Era Uma Vez Um CRAVO, é o título de um livro escrito por José Jorge Letria, para assinalar o 25 de Abril, patrocinado pela Câmara Muncipal de Lisboa e publicado pela primeira vez em 1999. Como apenas imprimiram 2000 exemplares, poucos o conhecem, o que é uma pena. Esta história contada em verso sobre um cravo de Abril é uma excelente forma de dar a conhecer às crianças como foi o dia da revolução e as mudanças que daí resultaram. Cruzei-me com um desses exemplares há cerca de cinco anos, na Biblioteca Municipal de Mafra, numa das visitas semanais que partilhava com a C. Lêmo-lo e encantou-nos. Mais tarde falei sobre ele com uma amiga, a S, que além de também gostar muito de ler, ama a revolução, a liberdade. Para meu espanto ela tinha um exemplar do mesmo e ofereceu-nos uma cópia encadernada. Obrigada S!

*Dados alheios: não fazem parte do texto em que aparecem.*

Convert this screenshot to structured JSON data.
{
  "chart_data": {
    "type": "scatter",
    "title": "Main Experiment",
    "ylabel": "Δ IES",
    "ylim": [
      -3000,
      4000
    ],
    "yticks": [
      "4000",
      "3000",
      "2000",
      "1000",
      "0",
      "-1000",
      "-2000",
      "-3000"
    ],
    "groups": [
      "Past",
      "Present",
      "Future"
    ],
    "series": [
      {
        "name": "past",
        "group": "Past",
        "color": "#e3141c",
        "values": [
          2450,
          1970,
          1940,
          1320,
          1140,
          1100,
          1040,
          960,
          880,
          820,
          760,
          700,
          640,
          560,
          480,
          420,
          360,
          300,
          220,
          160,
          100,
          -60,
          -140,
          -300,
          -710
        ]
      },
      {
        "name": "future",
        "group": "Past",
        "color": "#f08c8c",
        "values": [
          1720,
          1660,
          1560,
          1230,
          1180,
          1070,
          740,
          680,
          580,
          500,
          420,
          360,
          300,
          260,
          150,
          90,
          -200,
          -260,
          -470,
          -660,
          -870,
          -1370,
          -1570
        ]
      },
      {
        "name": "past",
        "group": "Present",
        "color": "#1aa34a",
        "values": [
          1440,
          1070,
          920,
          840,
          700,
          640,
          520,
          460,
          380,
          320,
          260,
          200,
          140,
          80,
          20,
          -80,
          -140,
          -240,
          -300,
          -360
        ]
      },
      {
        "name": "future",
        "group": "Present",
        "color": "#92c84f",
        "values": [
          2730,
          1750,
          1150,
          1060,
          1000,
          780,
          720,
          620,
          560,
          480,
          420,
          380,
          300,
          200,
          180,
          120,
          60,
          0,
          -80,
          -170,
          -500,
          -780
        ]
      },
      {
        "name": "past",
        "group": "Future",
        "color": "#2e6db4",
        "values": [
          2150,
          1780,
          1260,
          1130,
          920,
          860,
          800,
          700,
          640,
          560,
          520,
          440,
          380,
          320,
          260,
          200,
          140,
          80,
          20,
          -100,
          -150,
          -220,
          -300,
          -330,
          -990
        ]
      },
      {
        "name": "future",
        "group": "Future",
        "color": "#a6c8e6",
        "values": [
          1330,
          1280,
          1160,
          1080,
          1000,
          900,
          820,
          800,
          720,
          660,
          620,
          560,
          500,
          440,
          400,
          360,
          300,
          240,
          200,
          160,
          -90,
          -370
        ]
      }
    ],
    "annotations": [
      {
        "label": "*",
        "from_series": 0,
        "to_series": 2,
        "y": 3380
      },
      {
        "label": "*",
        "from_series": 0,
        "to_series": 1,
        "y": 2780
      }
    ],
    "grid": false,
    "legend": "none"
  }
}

Hoje não podíamos deixar de o reler e aqui ficam alguns excertos:
Hoje não podíamos deixar de o reler e aqui ficam alguns excertos:
Era uma vez um cravo
nascido no mês de Abril (...)
Mas era um cravo triste
porque triste era o país
e a sua tristeza ía
do caule à raiz (...)
Mas nessa noite acordou
ao ouvir na telefonia
uma música bonita
que anunciava alegria
Um cantor chamado Zeca
dizia no seu refrão
que era tempo de amizade
com um travo de emoção
E esse cravo de Abril
ouviu marchas militares
e viu sair os soldados
entre vivas e cantares (...)
[A D. Floripes] vinha de mãos vazias
e algo queria oferecer
aos soldadinhos valentes
que a faziam renascer
Foi então pegar no cravo
que estava ali a espreitar
e foi pô-lo na espingarda
que trazia um militar (...)
Era um cravo de paz
em arma de fazer guerra
era a flor desejada
para enfeitar esta terra (...)
E o cravo desta história
que aqui se encontra rimada
foi o símbolo da festa
nascida de madrugada (...)
E o cravo desse Abril
lá ouviu na telefonia
de novo a voz do Zeca
com uma nova melodia
Era a nova melodia
de um Portugal já mudado
traz outro amigo também
com um cravo engalanado (...)
E esse cravo de Abril
renasce todos os anos
com o aroma dos afectos
para fazer novos planos
E no fundo para lembrar
que Abril não acabou
pois não é só uma data
mas o futuro que começou (...)
Era uma vez um cravo
numa história sem idade
e eu ao lembrá-lo em verso
escrevo sempre Liberdade
Que continuemoa a escrever Liberdade todos os anos, todos os meses, especialmente em Abril!